When I was there, it was quieter, and the food — catered by Cathay Pacific — arrived as scheduled. The staff who came to test me through the window every morning were kind and gentle with the swabs. And unlike the quarantine hotels, the government camp is free.
But staring out the window at Penny’s Bay as staff members dart past, it’s hard not to feel like a zoo animal, pacing anxiously while waiting for the next meal. It may not be the worst experience in the world, but it’s not normal, either.
After the first few days at Penny’s Bay, the hotel is a welcome upgrade (and the transfer is an exciting opportunity to be outside). But it doesn’t change the fact that you’re stuck in that room, at a cost of thousands of dollars. Work helps pass the time for those of us able to work remotely. Food and other deliveries continue to be left outside the door.
Once I checked in, the only people I saw were the ones in full protective gear who showed up to test me daily until Day 7, then every other day after that. With the pre-departure test, a double test on Day 19 and a final one after quarantine ends for good measure, that’s a total of 16 nasal swabs in under a month for those of us coming from the “highest risk” countries.
The cost of zero-Covid
Hong Kong’s quarantine system has kept thousands of virus cases from reaching the community. But with travel opening up in much of the world, businesses say the restrictions are eroding the city’s status as an international financial center. According to results of a member survey released this week by the American Chamber of Commerce in Hong Kong, more than half of respondents said they were more likely to move away because of the pandemic restrictions.
The science of the 21-day quarantine has also been questioned, with critics pointing out that the incubation period for the virus is generally considered to be no more than 14 days. Keeping people in quarantine for longer than that, they say, puts them at risk of being infected by other guests at poorly ventilated hotels.
But beyond that, it’s just difficult mentally.
“I think two weeks is more than enough,” said Alyssa Liang, a children’s book author who is on her second three-week hotel quarantine. The third week is “way past your maximum.”

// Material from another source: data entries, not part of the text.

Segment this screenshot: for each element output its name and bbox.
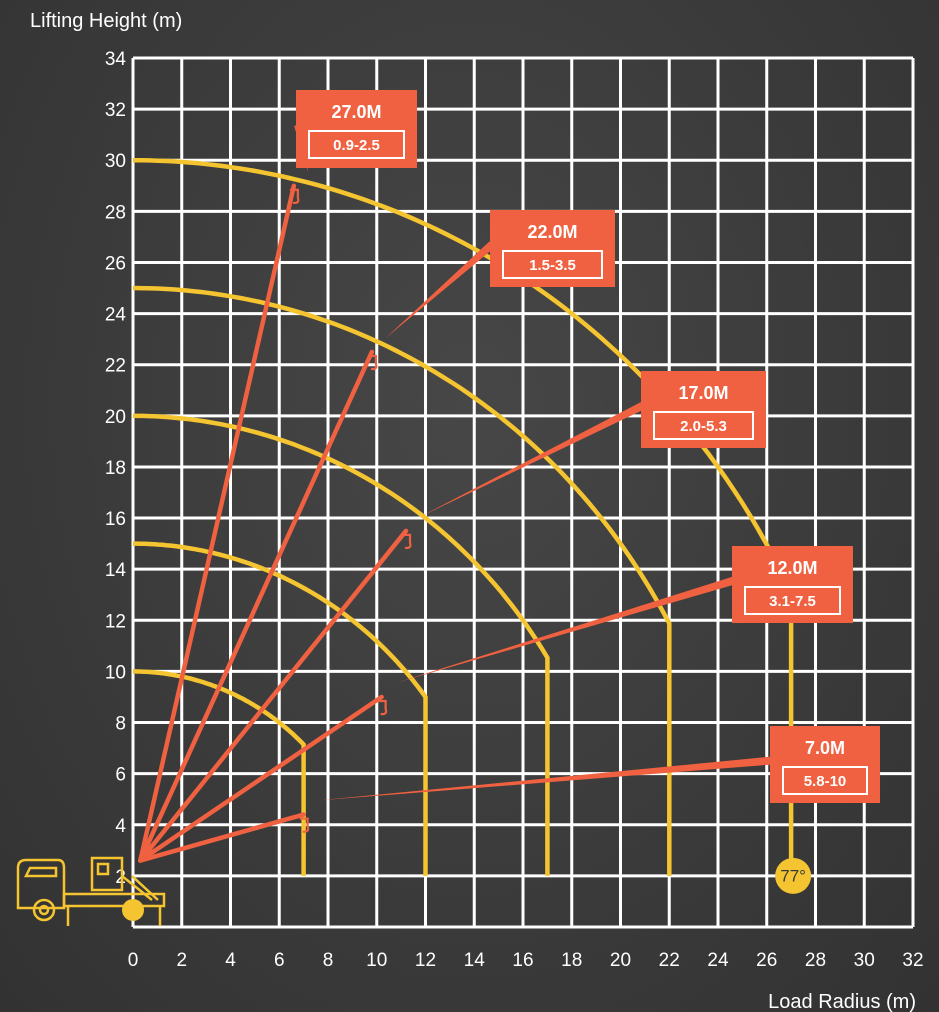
y-tick-label: 4	[115, 816, 126, 837]
boom-range-frame	[502, 250, 603, 279]
x-tick-label: 30	[854, 950, 875, 971]
x-axis-title: Load Radius (m)	[768, 991, 916, 1012]
y-tick-label: 34	[105, 49, 127, 70]
boom-label-box	[732, 546, 853, 623]
boom-label-box	[770, 726, 880, 803]
boom-length-label: 12.0M	[767, 558, 817, 578]
label-leader	[385, 241, 495, 338]
crane-box	[90, 856, 124, 892]
x-tick-label: 0	[128, 950, 139, 971]
max-angle-label: 77°	[780, 866, 806, 885]
reach-arc	[132, 413, 550, 876]
x-tick-label: 18	[561, 950, 582, 971]
crane-box-panel	[96, 862, 110, 876]
y-tick-label: 8	[115, 714, 126, 735]
hook-icon	[402, 533, 412, 550]
boom-line	[138, 183, 297, 863]
boom-length-label: 27.0M	[331, 102, 381, 122]
front-hub	[38, 904, 50, 916]
x-tick-label: 16	[512, 950, 533, 971]
hook-icon	[367, 354, 378, 371]
y-tick-label: 12	[105, 611, 126, 632]
truck-cab	[16, 858, 66, 910]
x-tick-label: 22	[659, 950, 680, 971]
x-tick-label: 26	[756, 950, 777, 971]
x-tick-label: 20	[610, 950, 631, 971]
boom-lines	[138, 124, 773, 863]
hook-icon	[299, 817, 310, 833]
boom-line	[138, 349, 375, 863]
y-tick-label: 30	[105, 151, 126, 172]
x-tick-label: 32	[902, 950, 923, 971]
boom-label-box	[490, 210, 615, 287]
boom-range-label: 1.5-3.5	[529, 257, 576, 274]
boom-range-frame	[308, 130, 405, 159]
boom-range-label: 3.1-7.5	[769, 593, 816, 610]
truck-window	[23, 866, 58, 878]
y-tick-label: 32	[105, 100, 126, 121]
y-tick-label: 18	[105, 458, 126, 479]
boom-range-frame	[782, 766, 868, 795]
crane-arm	[121, 875, 159, 901]
axis-ticks: 0 2 4 6 8 10 12 14 16 18 20 22 24 26 28 30 3224681012141…	[105, 49, 924, 971]
boom-label-box	[296, 90, 417, 168]
x-tick-label: 24	[707, 950, 729, 971]
boom-length-label: 7.0M	[805, 738, 845, 758]
boom-labels: 7.0M 5.8-10 12.0M 3.1-7.5 17.0M 2.0-5.3 22.0M 1…	[296, 90, 880, 803]
boom-length-label: 17.0M	[678, 383, 728, 403]
boom-range-label: 2.0-5.3	[680, 418, 727, 435]
y-tick-label: 10	[105, 662, 126, 683]
x-tick-label: 10	[366, 950, 387, 971]
angle-badge-circle	[775, 857, 812, 894]
hook-icon	[377, 699, 388, 716]
reach-arc	[132, 285, 672, 876]
x-tick-label: 28	[805, 950, 826, 971]
rear-wheel	[122, 899, 144, 921]
x-tick-label: 6	[274, 950, 285, 971]
x-tick-label: 12	[415, 950, 436, 971]
label-leader	[395, 576, 736, 683]
reach-arc	[133, 541, 428, 876]
y-tick-label: 6	[115, 765, 126, 786]
y-tick-label: 16	[105, 509, 126, 530]
label-leader	[317, 756, 773, 801]
y-tick-label: 24	[105, 305, 127, 326]
boom-range-label: 0.9-2.5	[333, 137, 380, 154]
boom-line	[138, 812, 306, 863]
y-tick-label: 22	[105, 356, 126, 377]
boom-range-label: 5.8-10	[804, 773, 847, 790]
boom-label-box	[641, 371, 766, 448]
x-tick-label: 14	[464, 950, 486, 971]
boom-line	[138, 528, 409, 863]
x-tick-label: 2	[176, 950, 187, 971]
y-tick-label: 28	[105, 202, 126, 223]
y-tick-label: 20	[105, 407, 126, 428]
boom-range-frame	[653, 411, 754, 440]
hook-icon	[289, 188, 300, 205]
y-axis-title: Lifting Height (m)	[30, 10, 182, 32]
boom-line	[138, 694, 384, 863]
x-tick-label: 8	[323, 950, 334, 971]
front-wheel	[32, 898, 56, 922]
y-tick-label: 14	[105, 560, 127, 581]
boom-range-frame	[744, 586, 841, 615]
boom-length-label: 22.0M	[527, 222, 577, 242]
y-tick-label: 26	[105, 253, 126, 274]
label-leader	[420, 401, 645, 517]
x-tick-label: 4	[225, 950, 236, 971]
angle-badge: 77°	[775, 857, 812, 894]
y-tick-label: 2	[115, 867, 126, 888]
truck-icon	[16, 856, 166, 926]
truck-bed	[62, 892, 166, 908]
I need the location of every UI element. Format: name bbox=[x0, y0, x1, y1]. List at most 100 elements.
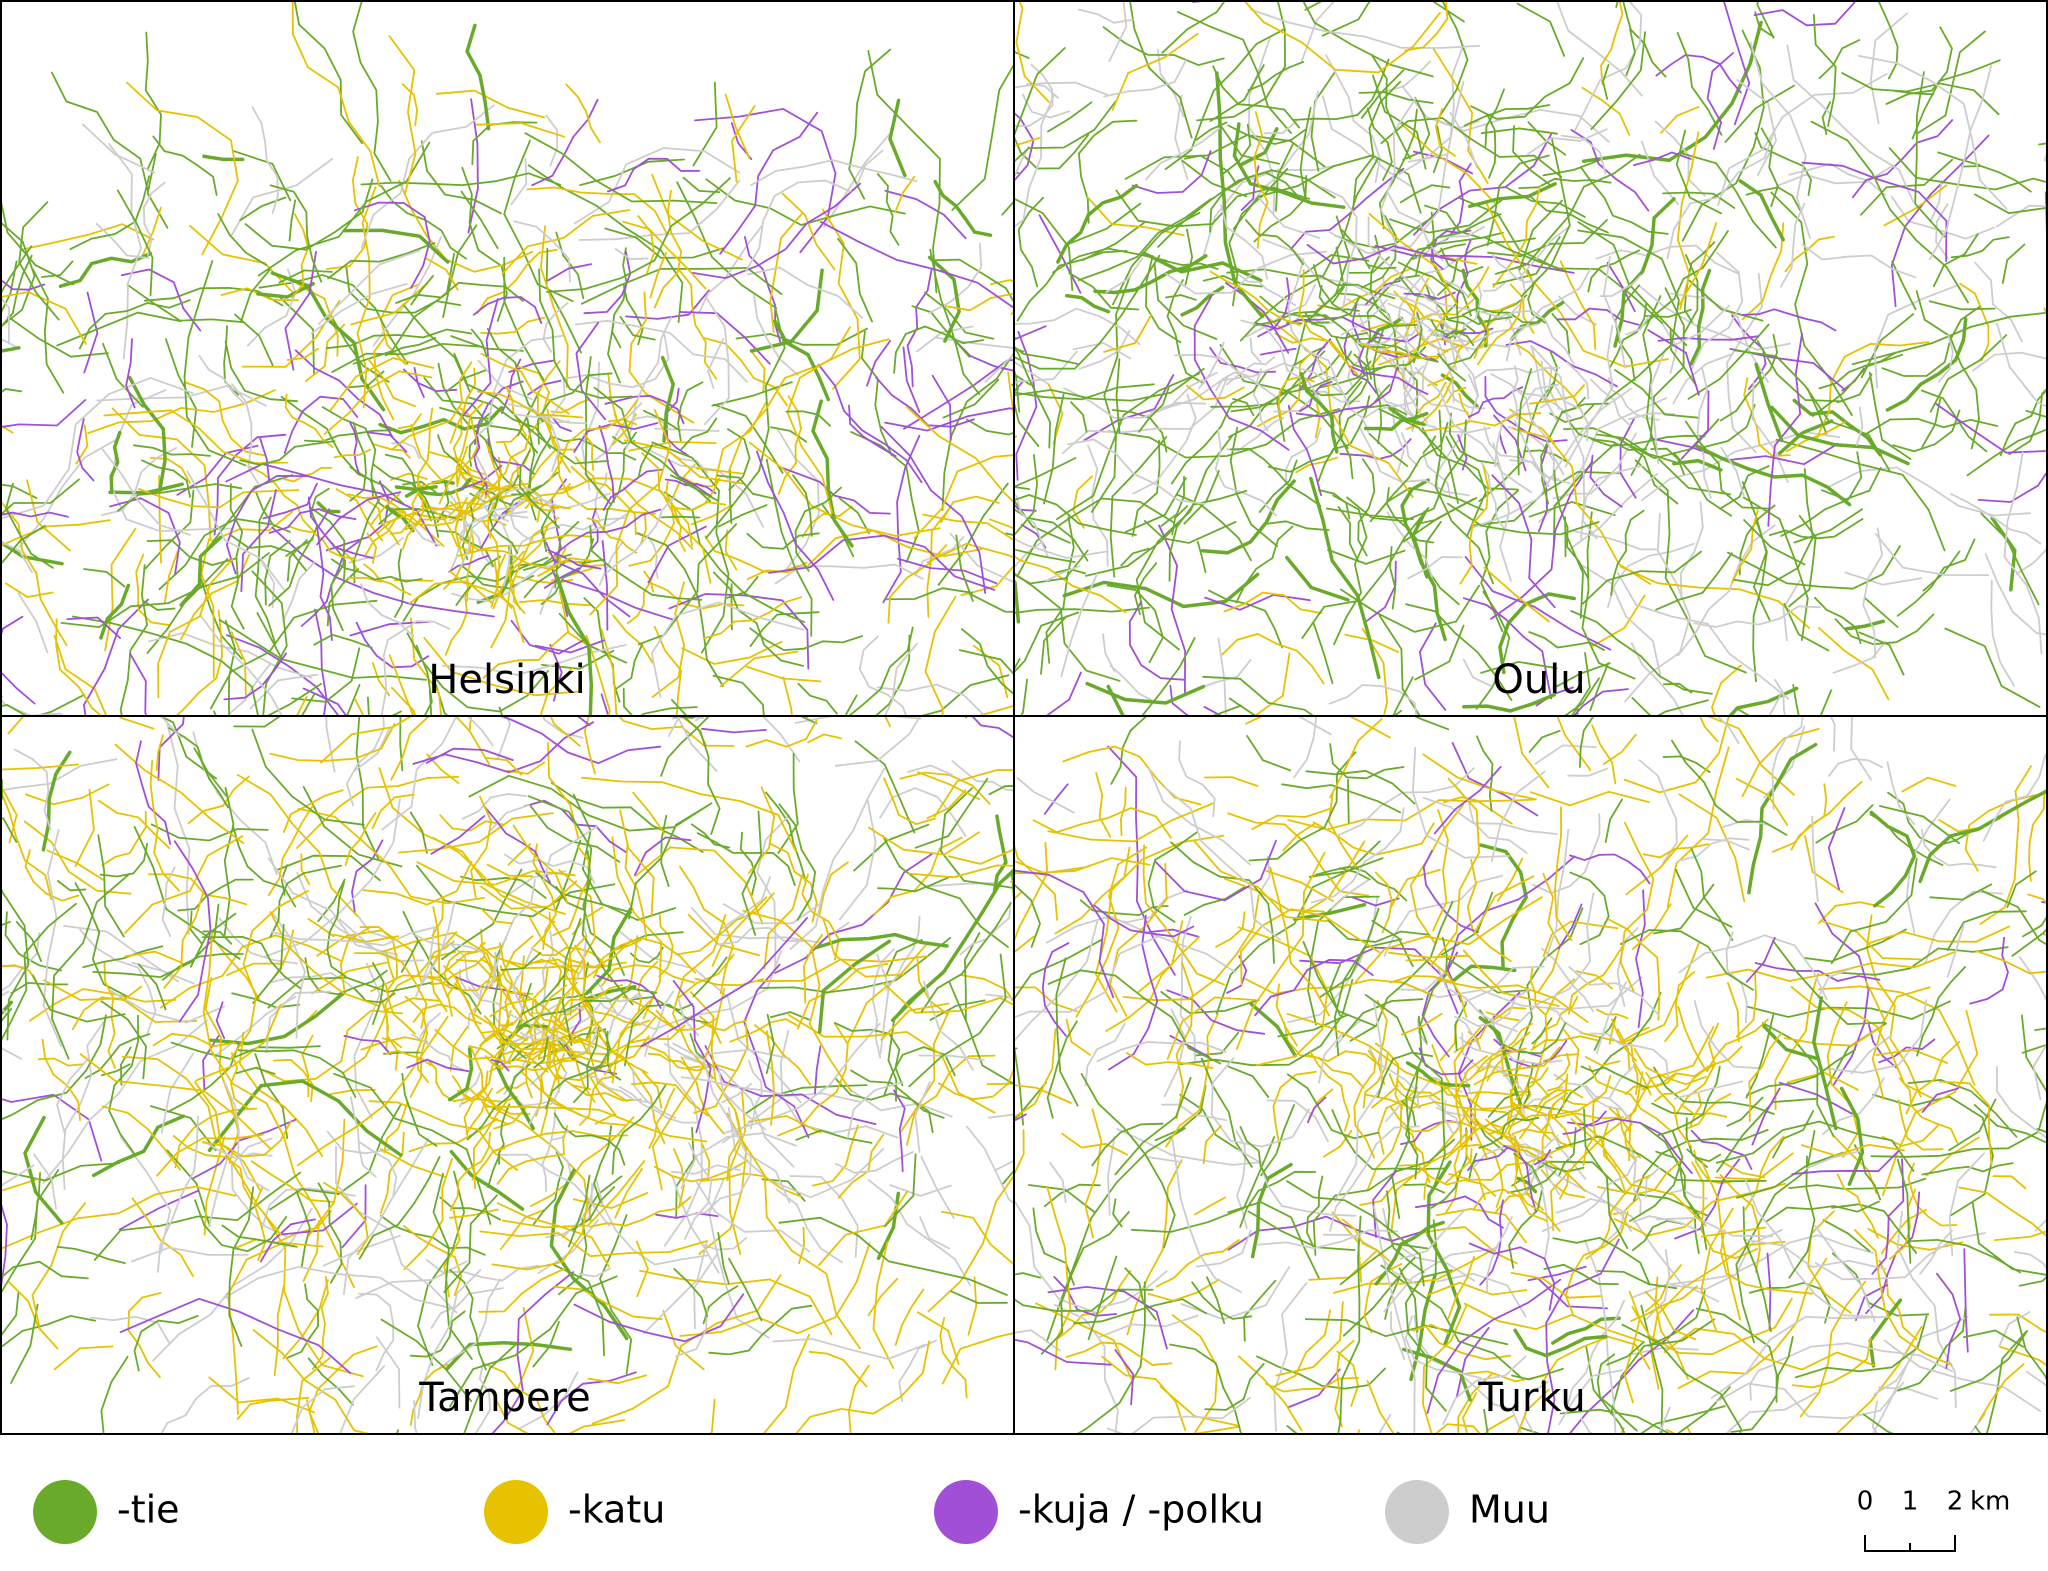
street bbox=[1566, 1118, 1693, 1175]
street bbox=[735, 327, 868, 346]
street bbox=[602, 468, 663, 511]
street bbox=[1020, 678, 1028, 715]
street bbox=[1, 519, 111, 547]
street bbox=[390, 472, 428, 481]
street bbox=[1512, 427, 1651, 585]
street bbox=[794, 486, 842, 572]
street bbox=[1722, 818, 1771, 828]
street bbox=[368, 1100, 519, 1171]
street bbox=[589, 507, 599, 552]
street bbox=[1229, 447, 1322, 507]
street bbox=[138, 488, 300, 509]
street bbox=[258, 274, 409, 365]
street bbox=[20, 223, 155, 251]
street bbox=[120, 268, 202, 332]
street bbox=[410, 617, 442, 715]
street bbox=[541, 1109, 556, 1192]
street bbox=[748, 1115, 822, 1134]
street bbox=[395, 281, 524, 304]
street bbox=[483, 521, 513, 609]
street bbox=[1130, 1396, 1251, 1434]
street bbox=[537, 1001, 562, 1061]
street bbox=[170, 1041, 321, 1060]
street bbox=[947, 848, 1013, 865]
street bbox=[731, 105, 756, 183]
street bbox=[1265, 869, 1335, 902]
street bbox=[168, 727, 229, 809]
street bbox=[543, 567, 580, 589]
street bbox=[1, 964, 25, 968]
street bbox=[1853, 1144, 1882, 1201]
street bbox=[1545, 1238, 1620, 1434]
street bbox=[1430, 1, 1465, 23]
street bbox=[1073, 1298, 1207, 1325]
street bbox=[1475, 590, 1511, 710]
street bbox=[745, 315, 752, 351]
street bbox=[787, 1014, 996, 1114]
street bbox=[1571, 652, 1591, 715]
street bbox=[390, 717, 429, 781]
street bbox=[1820, 919, 1921, 961]
street bbox=[1631, 903, 1672, 950]
street bbox=[507, 843, 532, 866]
street bbox=[391, 361, 473, 451]
street bbox=[542, 825, 599, 883]
street bbox=[708, 1304, 813, 1356]
street bbox=[640, 917, 808, 1048]
street bbox=[682, 476, 721, 488]
street bbox=[1075, 846, 1148, 1018]
street bbox=[487, 1154, 501, 1189]
street bbox=[844, 229, 863, 286]
street bbox=[1799, 1280, 1867, 1418]
street bbox=[1478, 380, 1556, 503]
street bbox=[1160, 475, 1185, 527]
street bbox=[253, 1186, 267, 1261]
street bbox=[273, 1285, 285, 1377]
street bbox=[116, 189, 154, 297]
street bbox=[922, 1125, 950, 1146]
street bbox=[448, 942, 480, 996]
street bbox=[1948, 1152, 1985, 1256]
street bbox=[456, 959, 515, 1010]
street bbox=[1831, 1134, 1878, 1195]
street bbox=[1814, 1225, 1876, 1323]
street bbox=[1423, 1176, 1429, 1200]
street bbox=[30, 1172, 41, 1241]
street bbox=[835, 1151, 914, 1174]
street bbox=[249, 673, 319, 710]
street bbox=[1468, 1152, 1478, 1179]
street bbox=[1099, 1233, 1126, 1400]
street bbox=[239, 196, 287, 222]
street bbox=[1486, 154, 1550, 247]
street bbox=[1630, 1040, 1652, 1096]
street bbox=[1500, 1080, 1517, 1141]
street bbox=[1736, 1151, 1845, 1199]
street bbox=[1624, 1123, 1637, 1162]
street bbox=[867, 1277, 899, 1317]
street bbox=[536, 615, 705, 656]
street bbox=[1610, 1318, 1716, 1415]
street bbox=[583, 250, 632, 315]
street bbox=[1388, 1073, 1421, 1109]
street bbox=[234, 313, 274, 367]
street bbox=[1305, 769, 1416, 805]
street bbox=[116, 742, 120, 816]
street bbox=[142, 181, 166, 256]
street bbox=[354, 952, 428, 1029]
street bbox=[1367, 216, 1456, 309]
street bbox=[1741, 308, 1837, 332]
street bbox=[1166, 996, 1256, 1060]
street bbox=[728, 1257, 763, 1322]
street bbox=[628, 463, 696, 567]
street bbox=[99, 583, 131, 640]
street bbox=[1657, 699, 1709, 715]
street bbox=[1841, 72, 2000, 116]
street bbox=[1334, 1001, 1383, 1202]
street bbox=[1416, 225, 1485, 259]
street bbox=[1213, 704, 1242, 715]
street bbox=[135, 740, 172, 845]
street bbox=[632, 791, 665, 834]
street bbox=[1858, 631, 1905, 676]
street bbox=[767, 773, 846, 808]
street bbox=[781, 467, 891, 515]
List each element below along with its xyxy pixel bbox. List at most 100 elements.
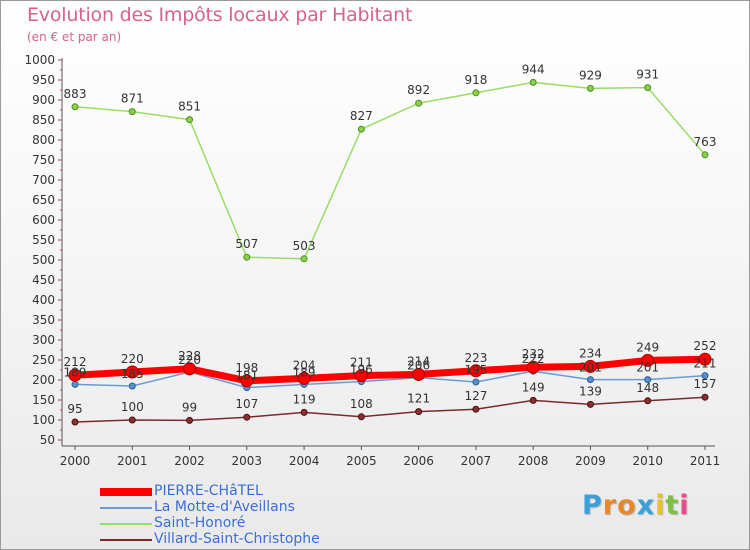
y-tick-label: 850 <box>32 113 55 127</box>
data-point <box>183 362 197 376</box>
x-tick-label: 2004 <box>289 454 320 468</box>
data-label: 108 <box>350 397 373 411</box>
data-point <box>186 416 194 424</box>
data-label: 201 <box>579 361 602 375</box>
data-label: 119 <box>293 392 316 406</box>
y-tick-label: 900 <box>32 93 55 107</box>
data-label: 918 <box>464 73 487 87</box>
data-label: 763 <box>694 135 717 149</box>
y-tick-label: 1000 <box>24 53 55 67</box>
y-tick-label: 500 <box>32 253 55 267</box>
series-line-0 <box>74 355 706 385</box>
data-point <box>701 372 709 380</box>
series-line-3 <box>74 396 706 423</box>
data-label: 212 <box>64 355 87 369</box>
data-point <box>125 365 139 379</box>
data-point <box>240 374 254 388</box>
data-label: 252 <box>694 339 717 353</box>
y-tick-label: 250 <box>32 353 55 367</box>
data-point <box>297 371 311 385</box>
data-point <box>357 413 365 421</box>
data-point <box>698 352 712 366</box>
data-label: 232 <box>522 347 545 361</box>
data-label: 220 <box>178 353 201 367</box>
data-point <box>243 413 251 421</box>
data-label: 196 <box>350 363 373 377</box>
data-label: 211 <box>694 357 717 371</box>
data-label: 234 <box>579 346 602 360</box>
series-line-1 <box>74 370 706 389</box>
y-tick-label: 100 <box>32 413 55 427</box>
logo-letter: x <box>636 490 656 521</box>
data-label: 185 <box>121 367 144 381</box>
logo-letter: r <box>602 490 618 521</box>
data-label: 223 <box>464 351 487 365</box>
x-tick-label: 2006 <box>403 454 434 468</box>
x-tick-label: 2008 <box>518 454 549 468</box>
data-point <box>644 397 652 405</box>
data-point <box>472 405 480 413</box>
legend-swatch <box>100 539 152 541</box>
data-label: 127 <box>464 389 487 403</box>
data-point <box>300 255 308 263</box>
chart-subtitle: (en € et par an) <box>27 30 122 44</box>
logo-letter: o <box>617 490 637 521</box>
data-point <box>71 418 79 426</box>
legend-swatch <box>100 523 152 525</box>
data-point <box>641 353 655 367</box>
data-point <box>529 78 537 86</box>
data-point <box>415 408 423 416</box>
data-label: 157 <box>694 377 717 391</box>
data-label: 214 <box>407 354 430 368</box>
x-tick-label: 2009 <box>575 454 606 468</box>
y-tick-label: 200 <box>32 373 55 387</box>
data-label: 100 <box>121 400 144 414</box>
proxiti-logo: Proxiti <box>582 490 690 521</box>
data-label: 99 <box>182 400 197 414</box>
data-label: 851 <box>178 100 201 114</box>
data-point <box>243 253 251 261</box>
data-point <box>128 416 136 424</box>
data-point <box>526 360 540 374</box>
data-label: 121 <box>407 392 430 406</box>
data-point <box>701 151 709 159</box>
data-label: 149 <box>522 380 545 394</box>
x-tick-label: 2010 <box>632 454 663 468</box>
x-tick-label: 2002 <box>174 454 205 468</box>
legend-label: Villard-Saint-Christophe <box>154 531 320 547</box>
logo-letter: i <box>655 490 666 521</box>
legend-swatch <box>100 507 152 509</box>
x-tick-label: 2003 <box>232 454 263 468</box>
data-point <box>412 367 426 381</box>
data-label: 95 <box>67 402 82 416</box>
series-line-2 <box>74 81 706 260</box>
y-tick-label: 300 <box>32 333 55 347</box>
x-tick-label: 2005 <box>346 454 377 468</box>
data-point <box>472 89 480 97</box>
legend-swatch <box>100 488 152 496</box>
data-point <box>644 84 652 92</box>
data-label: 211 <box>350 356 373 370</box>
y-tick-label: 600 <box>32 213 55 227</box>
data-point <box>186 116 194 124</box>
data-point <box>357 125 365 133</box>
data-label: 871 <box>121 92 144 106</box>
data-label: 944 <box>522 62 545 76</box>
data-point <box>128 382 136 390</box>
data-point <box>529 396 537 404</box>
data-label: 139 <box>579 384 602 398</box>
y-tick-label: 700 <box>32 173 55 187</box>
y-tick-label: 400 <box>32 293 55 307</box>
data-point <box>128 108 136 116</box>
data-label: 883 <box>64 87 87 101</box>
data-label: 507 <box>235 237 258 251</box>
logo-letter: i <box>679 490 690 521</box>
y-tick-label: 350 <box>32 313 55 327</box>
legend-label: Saint-Honoré <box>154 515 246 531</box>
y-tick-label: 650 <box>32 193 55 207</box>
data-point <box>68 368 82 382</box>
y-tick-label: 50 <box>40 433 55 447</box>
data-label: 198 <box>235 361 258 375</box>
data-label: 181 <box>235 369 258 383</box>
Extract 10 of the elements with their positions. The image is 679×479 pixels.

Liang, who has also served two shorter quarantines in Hong Kong and mainland China, vows that this will be her last one. She and her husband are putting their home up for rent before they go to Canada for the summer. If the quarantine rules are still in place after that, she said, “we just decided not to come back.”
Some people say they enjoy quarantine as an escape from their usual responsibilities, but many others report struggling with claustrophobia, anxiety and panic attacks, said Paul Yip, a professor at the University of Hong Kong and the director of its Center for Suicide Research and Prevention.
“The mental health aspect has been very much neglected,” Yip, co-author of a quarantine wellness guide, said. “When you put someone into quarantine, they are the ones that contribute to slowing down the spread of the epidemic in the city and they should be supported as well.”
This week, the government said free “emotional support hotlines” had been set up for those in quarantine at Penny’s Bay.
Yip said that even colleagues in the mental health field have found quarantine difficult, and that the policy had deterred him from leaving Hong Kong during the pandemic.
“Who wants to be quarantined, for goodness’ sake?” he said.
Experts are divided on how much longer Hong Kong will stay walled off from the world. In the meantime, I’m back in the outside world after weeks of confinement — I just hope the local outbreak doesn’t land me right back at Penny’s Bay.